Desde el entorno del jugador finlandés, su abogado Aamer Anwar demostró insuficiente la sanción y reclamó un castigo ejemplar, de al menos un año. La organizacion Sacarle tarjeta roja al racismo También criticó la decisión por entender que no enviaba un mensaje lo suficientemente disuasorio.
El Rangers, por su parte, experimentó que la UEFA diera credibilidad a la versión de Kamara y subrayó la gravedad del comentario. El caso abrió un profundo debate sobre la dificultad probatoria en este tipo de situaciones, especialmente cuando los hechos se producen sin audio claro y con gestos —como taparse la boca— que complican la transparencia.
A la espera del caso Vini-Prestianni
la victoria del Real Madrid en Champions ante el Benfica (0-1) Quedó marcado por una grave polémica. Tras marcar, Vinícius Júnior celebró con un baile junto al rincón, lo que generó tensión con los jugadores locales. En ese contexto, el brasileño denunció que Gianluca Prestianni le llamó “mono”, acusación que trasladó al árbitro François Letexier y que provocó la activación del protocolo y una interrupción de casi diez minutos. Aunque el partido se reanudó sin sanciones inmediatas, la UEFA ha abierto una investigación para esclarecer los hechos.
Roberto Gómez pide un comunicado del Real Madrid
Si se confirma el insulto racista, el caso se encuadraría en el artículo 14 del reglamento disciplinario de la UEFA, que contempla una suspensión mínima de diez partidos, además de posibles sanciones económicas.
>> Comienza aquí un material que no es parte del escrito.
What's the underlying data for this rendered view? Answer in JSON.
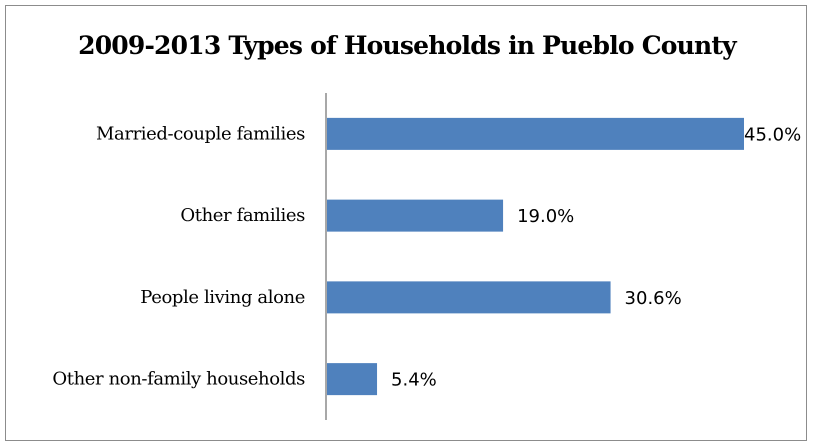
{
  "chart_data": {
    "type": "bar",
    "orientation": "horizontal",
    "title": "2009-2013 Types of Households in Pueblo County",
    "xlabel": "",
    "ylabel": "",
    "categories": [
      "Married-couple families",
      "Other families",
      "People living alone",
      "Other non-family households"
    ],
    "values": [
      45.0,
      19.0,
      30.6,
      5.4
    ],
    "value_labels": [
      "45.0%",
      "19.0%",
      "30.6%",
      "5.4%"
    ],
    "xlim": [
      0,
      45
    ],
    "bar_color": "#4f81bd",
    "grid": false,
    "legend": "none"
  }
}
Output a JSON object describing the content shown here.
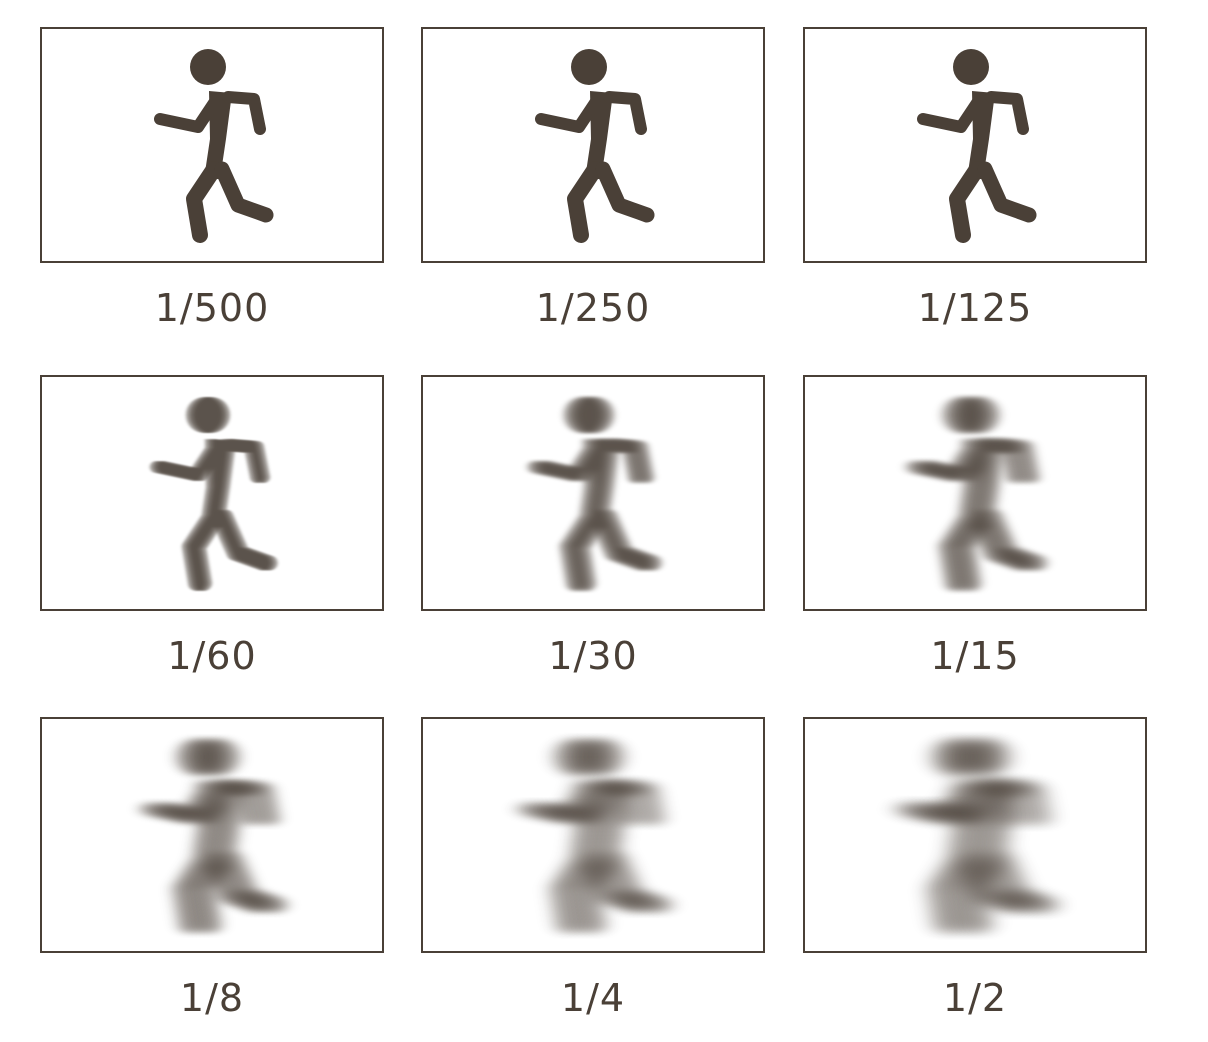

Sin embargo, demostrarlo podría resultar complicado, ya que no existe una prueba audiovisual clara y el jugador del Benfica se tapó la boca al hablar. Testimonios como los de Mbappé, Valverde o Tchouaméni respaldan la versión de Vinícius, pero la decisión final dependerá del informe arbitral y de la valoración del comité disciplinario, que determinará si existen pruebas suficientes para castigar al futbolista argentino. De momento, el jugador del Benfica está en Madrid pero no puede jugar. Aunque los portugueses lo han alistado como medida de presión. El tiempo dirá si acaba con una sanción de 10 partidos como la de Kudela.